Dans les sujets sur lesquels le vote du peuple paraît devoir être évité, on retrouve aussi la peine de mort – dont Attali parlait précédemment. En effet, elle est un exemple très souvent repris en France contre les propositions plus ou moins proches du référendum d’initiative citoyenne. Certains politiques condamnant même plus largement l’usage du référendum. Parce que oui, la France est une démocratie, il ne faudrait pas risquer que le peuple puisse donner son opinion.

En Suisse, la campagne sur l’initiative sur les juges étrangers révélait aussi la confiance que certaines personnes – pourtant capables de traiter leurs adversaires de fascistes, ce qui devrait sous-entendre un certain attachement à la démocratie – dans les volontés et choix du peuple. Ainsi, si l’initiative était acceptée, le peuple allait forcément voter contre les droits de l’homme et pourquoi pas pour le rétablissement de la peine de mort.
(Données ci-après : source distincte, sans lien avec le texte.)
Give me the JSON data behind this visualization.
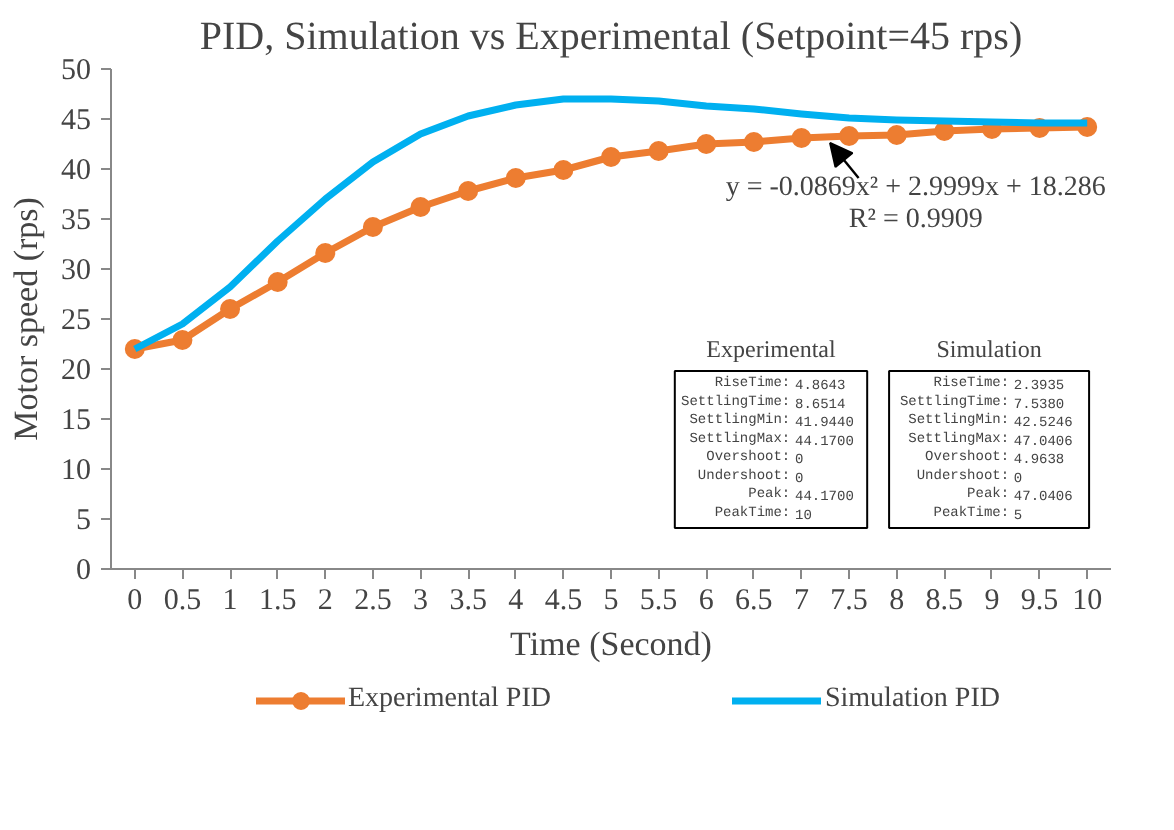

Alors qu’il y a certains sujets, comme la peine de mort, sur lesquels on n’a pas à voter – argument qui m’a réellement été avancé.

Or, concernant la peine de mort en Suisse, c’est le peuple qui a accepté de l’abroger – sauf dans le cas, inutilisé depuis près de 50 ans, du code militaire –, dans certains cantons à la fin du XIXème siècle et dans le code pénal fédéral en 1942. Le peuple a donc eu le droit de voter contre la peine de mort, mais il n’a plus de droit de revoter dessus, parce qu’il pourrait changer d’avis. Autrement dit, on accepte que le peuple se prononce sur certains sujets quand il va dans un certain sens. Certes, la peine de mort avait été abrogée puis réintroduite au niveau fédéral, mais aujourd’hui le retour de la peine de mort par vote populaire n’est pas le plus probable dans un pays où les dernières initiatives visant sa réintroduction n’ont même pas obtenu assez de signatures pour simplement aboutir et passer en votation.

Dans tous les cas évoqués précédemment, on peut bien sûr considérer que le peuple vote mal, qu’il est trop stupide, trop méchant, qu’on ne doit pas le laisser voter ou qu’on peut ne pas tenir compte de son choix et le faire revoter, mais à ce moment-là, on a l’honnêteté et la décence de ne pas se présenter comme défenseur de la démocratie. Pour pouvoir adopter une position de défense appuyée de la démocratie, il serait sans doute préférable de considérer que c’est au peuple de décider librement et en dernier, même si ses positions ne nous plaisent pas personnellement, et de ne pas déterminer à l’avance, de manière imprécise et non-ouverte, quelles sont les positions que le peuple ne peut pas prendre, voire les sujets qu’il ne peut pas aborder.